I HAVE JUST seen the dumbest TV show in history, a sordid, putrid mess that makes dwarf-tossing look sophisticated.
I have seen grown men and women willingly degrade themselves in front of a howling studio audience as they slosh about in the slimy underbelly of modern American entertainment.
I have seen The Chamber.
Now the only question is: How much brain damage have I suffered? (A quick guess: Lots.)
If you aren't familiar with The Chamber - and this would be a good thing - it's Fox's latest entry in the category of "alternative programming, " that unholy mix of "reality" show and "game" show where contestants try to win money by doing disgusting, dangerous or stupid things.
In this case, "stupid" is the operative word.
Believe me, The Chamber makes Temptation Island look like It's Academic.
So naturally, it drew 10 million viewers the first time it aired in a "special series preview." And 8 million the next time it previewed. Proving that some people will watch anything and that you could probably get boffo Nielsen ratings with a show about a bulldozer backing up over someone's foot.
In a nutshell - and you'd have to be nuts to watch this a second time - the show works like this: Contestants are strapped into a forbidding-looking chamber that looks like something from the Jeffrey Dahmer Collection.
Then they're subjected to 150-degree heat and shooting flames or cold down to 20 degrees below zero and freezing blasts of water in their faces.
Oh, did I mention the electrodes?
I should mention them.
While all this is going on, electrodes attached to the contestant's muscles are causing uncomfortable contractions.
And the chair - we should probably mention that, too.
The whole time, the chair is shaking with the force of an earthquake registering 9.0 on the Richter scale.
And while all this is going on, the contestant is supposed to answer questions, each worth a thousand bucks.
You think I'm kidding.
I only wish I were.
When you watch something this horrible and find out it drew 18 million viewers and made scads of cash for Fox, your first reaction, as a sentient being, is to say: How can I get in on that?
But your second reaction is: Who thinks up this stuff? And how is it that he or she isn't in a locked ward somewhere?
So yesterday I called Los Angeles and spoke to Mike Darnell, Fox's executive vice president for alternative programming and one of the show's creators. He also was the creative force behind Temptation Island, When Good Pets Go Bad and Who Wants to Marry a Multimillionaire?(He's also being sued by the creator of ABC's The Chair, who finds The Chamber a little too similar. Oh, yeah, The Chair is a classy show, too. Contestants are hooked up to a heart monitor and answer questions while such common distractions as, oh, fireworks and dangling alligators are trotted out.
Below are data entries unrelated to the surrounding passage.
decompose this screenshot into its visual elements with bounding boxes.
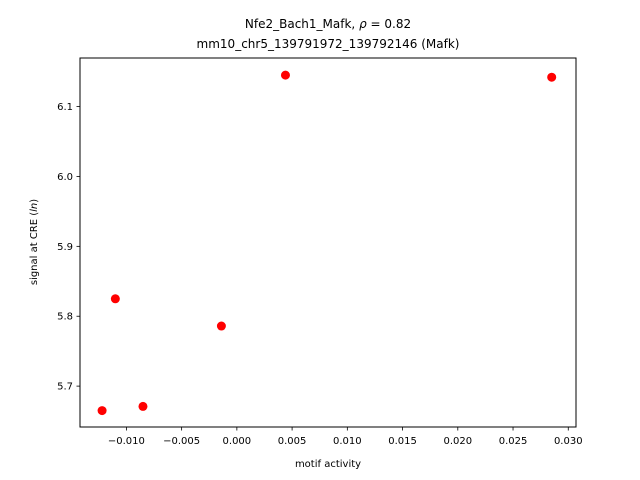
chart-title-line2: mm10_chr5_139791972_139792146 (Mafk) [197, 37, 460, 51]
x-tick-label: 0.010 [333, 436, 362, 447]
scatter-point [97, 406, 107, 416]
title-prefix: Nfe2_Bach1_Mafk, [245, 17, 359, 31]
y-tick-label: 5.8 [57, 312, 73, 323]
plot-marks [97, 70, 557, 416]
title-rho-symbol: ρ [359, 17, 367, 31]
x-axis-ticks: −0.010 −0.005 0.000 0.005 0.010 0.015 0.020 0.0… [108, 427, 583, 447]
y-label-suffix: ) [29, 199, 40, 203]
scatter-point [110, 294, 120, 304]
x-tick-label: 0.000 [223, 436, 252, 447]
scatter-point [138, 401, 148, 411]
x-tick-label: 0.020 [443, 436, 472, 447]
x-axis-label: motif activity [295, 459, 361, 470]
y-tick-label: 5.9 [57, 242, 73, 253]
scatter-point [216, 321, 226, 331]
y-tick-label: 6.1 [57, 102, 73, 113]
y-tick-label: 5.7 [57, 382, 73, 393]
scatter-point [547, 72, 557, 82]
x-tick-label: 0.005 [278, 436, 307, 447]
x-tick-label: −0.010 [108, 436, 145, 447]
x-tick-label: 0.030 [554, 436, 583, 447]
y-axis-ticks: 5.7 5.8 5.9 6.0 6.1 [57, 102, 80, 393]
chart-title-line1: Nfe2_Bach1_Mafk, ρ = 0.82 [245, 17, 411, 31]
scatter-point [280, 70, 290, 80]
y-axis-label: signal at CRE (ln) [29, 199, 40, 285]
x-tick-label: 0.015 [388, 436, 417, 447]
y-label-prefix: signal at CRE ( [29, 212, 40, 285]
plot-frame [79, 57, 577, 428]
x-tick-label: −0.005 [163, 436, 200, 447]
y-label-italic: ln [29, 203, 40, 212]
y-tick-label: 6.0 [57, 172, 73, 183]
title-rho-value: = 0.82 [367, 17, 411, 31]
x-tick-label: 0.025 [499, 436, 528, 447]
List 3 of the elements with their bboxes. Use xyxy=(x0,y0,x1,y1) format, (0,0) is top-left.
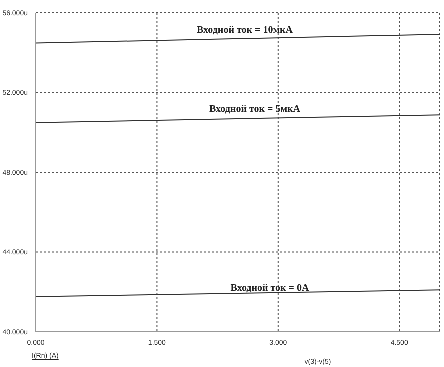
annotation: Входной ток = 0А xyxy=(230,283,310,294)
annotation: Входной ток = 10мкА xyxy=(197,25,293,36)
annotation: Входной ток = 5мкА xyxy=(210,104,300,115)
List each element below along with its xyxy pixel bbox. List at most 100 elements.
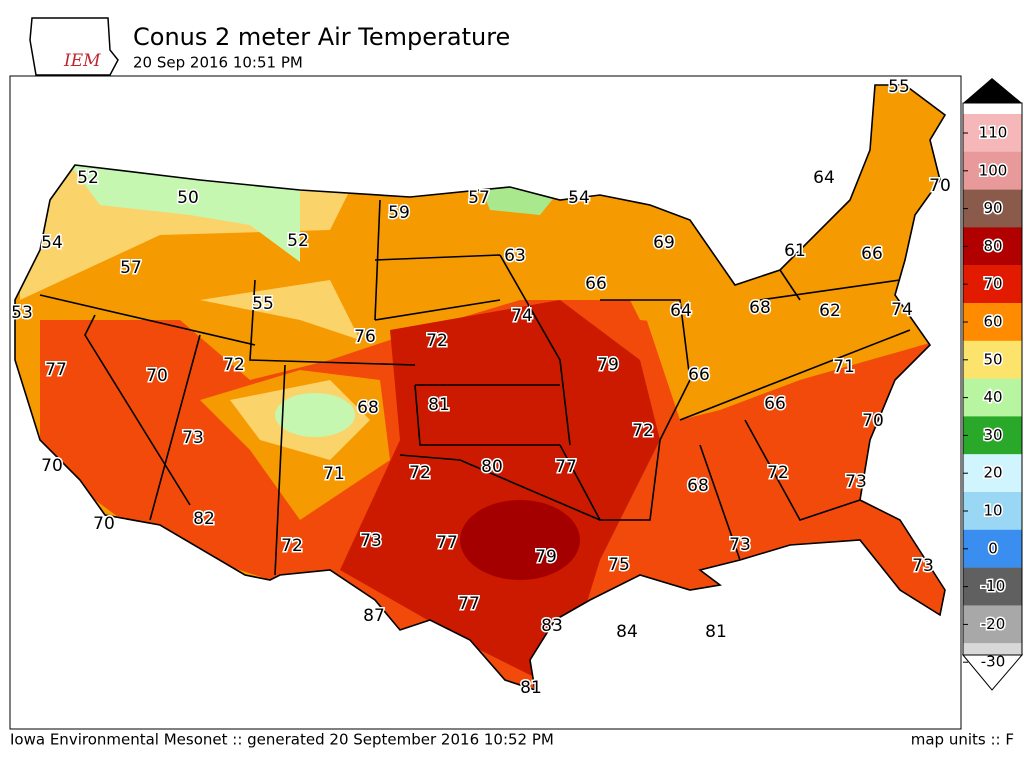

Anyway, Darnell, 39, modestly said he came up with the idea for The Chamber in a "collaboration" with others from Dick Clark Productions, which begs the question: When did Dick Clark go insane?
Darnell said he was a big fan of NBC's Fear Factor, the hyper-reality show in which contestants confront their fears for big bucks. A woman who's terrified of rodents, for instance, might be placed in a box with mice running all over her.
The Chamber, said Darnell, "is 'Fear Factor-ish' in a sense" as contestants push past their fears and pain thresholds.
The "visceral reaction" of the contestants to their stressful surroundings - this would apparently include any panicky screams or moans or gasps of pain - is what makes the show "spectacular," he said.
Oh, I said.
"You can say it's 140 degrees, but it's hard to experience it until you actually see someone experience it," said Darnell.
Darnell said six episodes of The Chamber have already been shot (it officially premieres tomorrow night at 8). If it continues to draw a large audience, the show will stay on.
Thus far, Darnell said, reaction to the show has been mixed.
Uh, mixed? I said.
"I haven't read a lot of critical stuff," he continued. "[The TV critics] seem to like it, or at least appreciate it. They seem to like it a little better than the [TV] audience. The audience has a visceral reaction to it. Some love it. Some can't stand it. Some say it's an abomination."
Me, I go with door No. 3 on that one.
But apparently abominations do pretty well in the ratings these days.
In fact, ensuring that The Chamber continues to be an abomination, Darnell said he and his staff are tinkering with ways to make the show even crazier.
Yeah? Like how? I asked.
"Oh, an animal chamber, a bug chamber, a dizzy chamber, maybe something with water," he said.
Something with water? I said. Where the chair plunges into a pool or something?
"We haven't really worked it all out yet," said Darnell.
Well, OK. But a near-drowning, that's got "ratings-grabber" written all over it.